The state appeals court panel agreed that even though the computer was definitely stolen, and it contained confidential medical information, there was no indication the information had been accessed or disseminated by the thief or thieves. A violation of the California Confidentiality of Medical Information Act must include evidence that the confidential medical information was actually viewed by someone not authorized to see it.
State laws and regulations on confidential medical information
The Sutter case provided an important finding on how the California statute will be interpreted, and it also highlights the role state laws and regulations play in protecting confidential medical information. Penalties under HIPAA can be extensive and expensive, and penalties under state laws and regulations may be waiting in the wings before or after a federal case is settled.
State laws vary widely, and may contain restrictions on disclosing a wide rage of particular confidential medical information.
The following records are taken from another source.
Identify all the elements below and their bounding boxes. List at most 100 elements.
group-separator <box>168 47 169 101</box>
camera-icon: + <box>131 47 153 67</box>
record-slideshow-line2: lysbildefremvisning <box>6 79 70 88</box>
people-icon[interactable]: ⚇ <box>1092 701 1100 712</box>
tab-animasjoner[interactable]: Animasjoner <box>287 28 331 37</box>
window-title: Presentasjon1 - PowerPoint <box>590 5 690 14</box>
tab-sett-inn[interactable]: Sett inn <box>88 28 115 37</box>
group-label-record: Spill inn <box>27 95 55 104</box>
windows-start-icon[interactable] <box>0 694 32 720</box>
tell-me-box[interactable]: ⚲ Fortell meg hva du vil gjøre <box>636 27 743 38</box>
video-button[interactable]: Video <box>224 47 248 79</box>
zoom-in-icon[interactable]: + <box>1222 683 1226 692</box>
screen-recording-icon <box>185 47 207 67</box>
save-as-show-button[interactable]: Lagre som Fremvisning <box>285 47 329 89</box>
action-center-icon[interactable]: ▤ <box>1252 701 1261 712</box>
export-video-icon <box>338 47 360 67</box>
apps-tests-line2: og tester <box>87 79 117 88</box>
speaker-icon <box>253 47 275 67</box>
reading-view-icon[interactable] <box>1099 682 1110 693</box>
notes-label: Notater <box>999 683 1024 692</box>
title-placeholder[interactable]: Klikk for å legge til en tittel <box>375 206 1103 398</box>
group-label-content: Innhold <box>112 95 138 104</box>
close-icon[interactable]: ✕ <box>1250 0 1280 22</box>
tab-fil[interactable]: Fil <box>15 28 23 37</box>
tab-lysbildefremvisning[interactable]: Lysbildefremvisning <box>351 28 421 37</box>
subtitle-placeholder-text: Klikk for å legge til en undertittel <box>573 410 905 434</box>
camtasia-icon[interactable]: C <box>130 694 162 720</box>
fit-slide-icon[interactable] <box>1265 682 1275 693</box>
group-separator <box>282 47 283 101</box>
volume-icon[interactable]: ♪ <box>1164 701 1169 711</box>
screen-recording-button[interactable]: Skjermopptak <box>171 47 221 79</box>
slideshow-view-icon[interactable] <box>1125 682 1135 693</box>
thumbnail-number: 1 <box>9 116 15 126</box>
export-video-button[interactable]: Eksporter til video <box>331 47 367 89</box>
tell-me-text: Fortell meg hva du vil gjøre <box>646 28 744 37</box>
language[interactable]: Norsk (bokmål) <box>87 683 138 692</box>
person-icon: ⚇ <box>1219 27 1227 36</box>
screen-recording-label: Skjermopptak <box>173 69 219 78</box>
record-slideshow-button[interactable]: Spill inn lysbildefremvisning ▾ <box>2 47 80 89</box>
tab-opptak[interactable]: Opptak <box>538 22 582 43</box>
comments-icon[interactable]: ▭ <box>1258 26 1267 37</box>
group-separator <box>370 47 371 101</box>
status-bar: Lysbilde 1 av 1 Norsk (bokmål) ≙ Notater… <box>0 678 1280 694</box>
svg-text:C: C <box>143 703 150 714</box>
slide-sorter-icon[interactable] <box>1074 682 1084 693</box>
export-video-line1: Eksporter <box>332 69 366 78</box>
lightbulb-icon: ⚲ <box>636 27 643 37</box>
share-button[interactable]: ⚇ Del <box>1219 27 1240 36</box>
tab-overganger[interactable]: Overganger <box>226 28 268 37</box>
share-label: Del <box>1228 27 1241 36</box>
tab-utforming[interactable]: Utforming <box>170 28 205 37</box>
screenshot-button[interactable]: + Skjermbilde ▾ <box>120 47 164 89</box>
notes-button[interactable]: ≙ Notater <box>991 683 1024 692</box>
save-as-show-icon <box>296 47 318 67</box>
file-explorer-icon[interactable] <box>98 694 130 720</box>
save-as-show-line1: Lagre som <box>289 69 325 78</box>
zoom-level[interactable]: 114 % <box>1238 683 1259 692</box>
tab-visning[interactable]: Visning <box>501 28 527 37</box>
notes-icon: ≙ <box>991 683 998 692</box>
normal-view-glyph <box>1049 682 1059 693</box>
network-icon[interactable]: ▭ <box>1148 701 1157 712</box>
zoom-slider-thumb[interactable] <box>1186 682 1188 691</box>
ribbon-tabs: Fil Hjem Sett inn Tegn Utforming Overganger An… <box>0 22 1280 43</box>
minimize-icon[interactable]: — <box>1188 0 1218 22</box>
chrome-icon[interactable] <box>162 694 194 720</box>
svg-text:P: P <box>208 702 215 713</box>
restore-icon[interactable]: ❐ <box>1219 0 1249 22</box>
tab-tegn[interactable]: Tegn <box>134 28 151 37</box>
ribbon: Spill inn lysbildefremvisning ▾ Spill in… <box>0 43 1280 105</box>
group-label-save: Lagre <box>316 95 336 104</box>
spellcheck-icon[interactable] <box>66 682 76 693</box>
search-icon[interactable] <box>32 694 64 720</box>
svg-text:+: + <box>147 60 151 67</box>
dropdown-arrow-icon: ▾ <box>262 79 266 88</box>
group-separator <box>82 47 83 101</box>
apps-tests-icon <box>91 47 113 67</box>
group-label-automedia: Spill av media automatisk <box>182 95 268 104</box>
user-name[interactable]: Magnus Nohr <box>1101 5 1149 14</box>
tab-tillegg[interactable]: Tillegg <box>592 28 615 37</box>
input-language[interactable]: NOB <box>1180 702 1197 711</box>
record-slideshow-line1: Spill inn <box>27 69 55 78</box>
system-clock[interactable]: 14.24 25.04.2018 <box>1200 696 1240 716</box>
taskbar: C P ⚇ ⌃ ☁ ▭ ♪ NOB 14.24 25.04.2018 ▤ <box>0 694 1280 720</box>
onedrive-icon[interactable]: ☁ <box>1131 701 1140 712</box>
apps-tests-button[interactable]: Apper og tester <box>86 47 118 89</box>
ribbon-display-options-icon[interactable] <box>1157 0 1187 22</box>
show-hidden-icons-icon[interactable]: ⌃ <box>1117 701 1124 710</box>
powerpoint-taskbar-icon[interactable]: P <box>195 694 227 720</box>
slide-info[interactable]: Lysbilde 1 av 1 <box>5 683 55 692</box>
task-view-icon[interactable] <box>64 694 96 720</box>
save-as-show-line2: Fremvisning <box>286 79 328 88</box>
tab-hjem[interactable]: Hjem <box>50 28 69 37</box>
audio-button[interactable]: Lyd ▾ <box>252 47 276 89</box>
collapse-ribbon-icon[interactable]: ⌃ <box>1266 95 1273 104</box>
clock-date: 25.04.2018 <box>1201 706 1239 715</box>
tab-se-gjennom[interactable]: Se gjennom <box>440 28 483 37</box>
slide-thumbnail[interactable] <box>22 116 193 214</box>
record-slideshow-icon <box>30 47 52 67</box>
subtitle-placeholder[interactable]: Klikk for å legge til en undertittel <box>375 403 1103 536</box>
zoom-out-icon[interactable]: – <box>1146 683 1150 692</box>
Some of the confidential medical information whose disclosure is more tightly controlled under state laws inlcudes:
- HIV Lab Test Results
- Mental Health treatment records, and
- Genetic medical information
Providers in each state who develop or maintain confidential medical information policies should be very aware of the specific disclosure requirements for such categories, and ensure they are obtaining the required authorization whenever necessary.
In some states, so-called “willful” disclosures of certain confidential medical information may even be a criminal violation, making providers subject to fines or jail time.
Millions of records with confidential medical information can be stolen just by stealing one computer
Many times, we read about unauthorized disclosures of confidential medical information due to lost or stolen laptop computers. In this case, the device was a desktop computer, but the real issue is: why would any organization store confidential medical information of 4 million people on any individual computer – desktop or laptop? Many of the fines levied by the Office of Civil Rights for breaches involving confidential medical information came about due to files containing large amounts of medical information being left or maintained on individual computing devices – instead of on servers whose physical and digital access is tightly controlled.
This capability – or even the requirement to maintain such files locally – should be evaluated by means of an original or updated HIPAA Security Rule assessment. And of course when there is a bona fide need to keep large files with confidential medical information on one device, such devices may need to be physically secured from casual burglars and thieves.
Sutter Health may have dodged a $4 billion bullet this time, but will your healthcare organization be so lucky in the future? Securing confidential medical information requires continuous vigilance, and the application of that old saying: hope for the best, but prepare for the worst.